يطير is correct, but on a personal note, I prefer (يحلق (في السماء .


----------



## Finland

Hello!





Nightstar said:


> It is my pleasure to help you on this question or any other one.As far as I know (born to fly) is a song title.However, it means in Arabic :خـُـلق ليطير[/SIZE]


I don't want to disqualify Nightstar's suggestion but just wanted to point out that in the expression "Born to fly" different persons can be implied. It can mean, implicitely "(I was) born to fly" just as well as "((s)he/it/this... was) born to fly". This translation is for the 3rd person, and in order to imply "I was born to fly", it would be خلقت ليطير. HTHS


----------



## Kinan

كلمات said:


> خلق means created, born means ولد. However sometimes خلق is used to denote the same meaning.
> يطير is correct, but on a personal note, I prefer (يحلق (في السماء .



If we are talking about a bird or anything that flies, we should use خلق ليطير as NightStar correctly suggested, but if we are talking about a human being for example then we can say ولد ليطير . However, we can still use خلق ليطير with anything, human being included, as it gives a stronger attitude.


----------



## Kinan

Finland said:


> Hello!I don't want to disqualify Nightstar's suggestion but just wanted to point out that in the expression "Born to fly" different persons can be implied. It can mean, implicitely "(I was) born to fly" just as well as "((s)he/it/this... was) born to fly". This translation is for the 3rd person, and in order to imply "I was born to fly", it would be خلقت ليطير. HTHS



It's خلقت لأطير


----------



## KiteLoop

Thanks for all the clarifications. Arabic is such a rich language! 
I should have pointed out that this was referring to my kite - so the خلق ليطير looks more appropriate.
Can I ask you to write it with the vowel? It will help me with the pronunciation. Much appreciated!
KL


----------



## Kinan

خُلِقَ لِيَطيرْ


----------



## KiteLoop

Great, thanks. The pronunciation was totally unpredictable for me otherwise.

Just out of interest, can I ask you the vowels for the خلقت لأطير version and ولد ليطير ?
KL


----------



## Kinan

وُلِدَ ليطير
خُلِقْتُ لأطير


----------



## KiteLoop




----------



## Kinan

By the way, kite is feminine in Arabic طائرة ورقية so you should refer to it accordingly.
خُلِقَتْ لِتَطير


----------



## إسكندراني

You could say it refers to الشراع (the sail) because خلق ليطير sounds more catchy


----------



## Abu Talha

How about أُنْشِئَ لِلطَّيَرانِ , which means something like, "brought into existence to fly"?


----------



## KiteLoop

> How about أُنْشِئَ لِلطَّيَرانِ , which means something like, "brought into existence to fly"?

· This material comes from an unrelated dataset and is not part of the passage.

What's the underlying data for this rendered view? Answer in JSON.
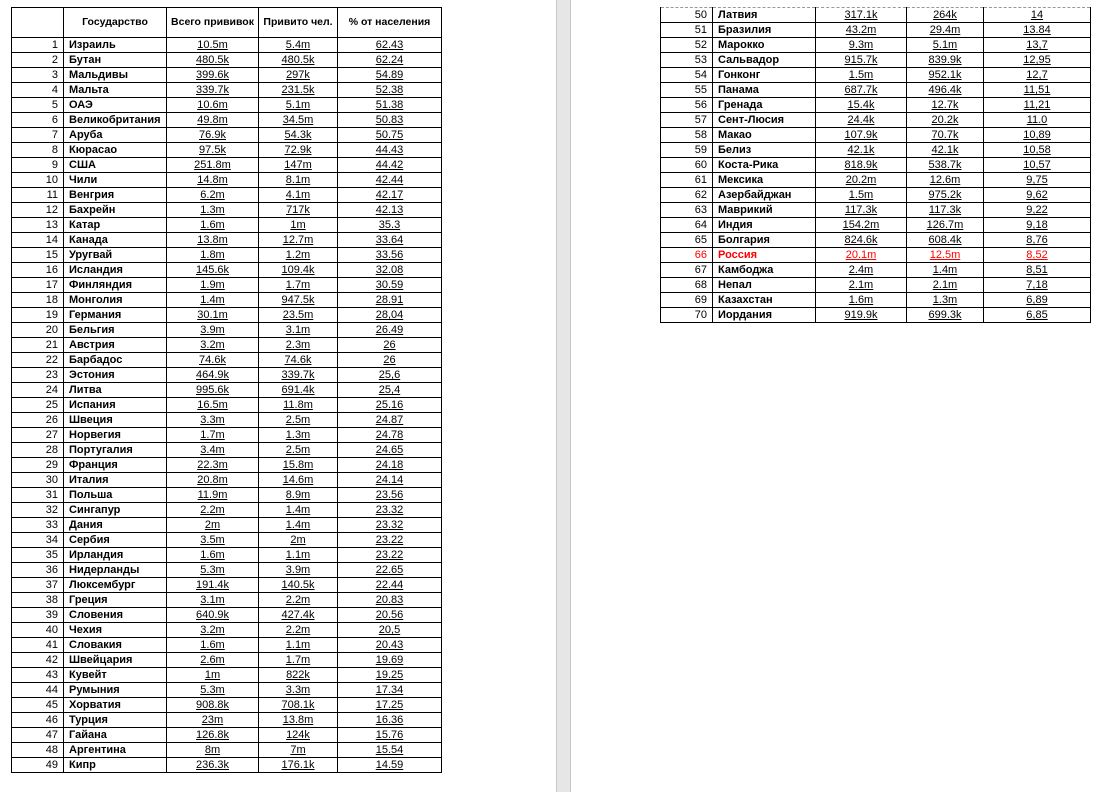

I like this one too. Written this way, is this applicable to an object, a human, all things in general?


----------



## Kinan

Only for objects "produced".


----------



## إسكندراني

أُنشِئ sounds a lot more like 'manufactured' or 'put together'. Not that catchy here.
If you want an alternative you could use something like الشراع الطائر 'the flying sail' or something like that...


----------



## Kinan

اسكندراني, what's with you and الشراع?


----------



## إسكندراني

Kinan said:


> اسكندراني, what's with you and الشراع?



I like the short خُلق ليطير, although I still prefer خلقت لتطير to أُنشئت and صنعت etc


----------



## ayed

I think you need that context so as to find a good answer, I am sure.


----------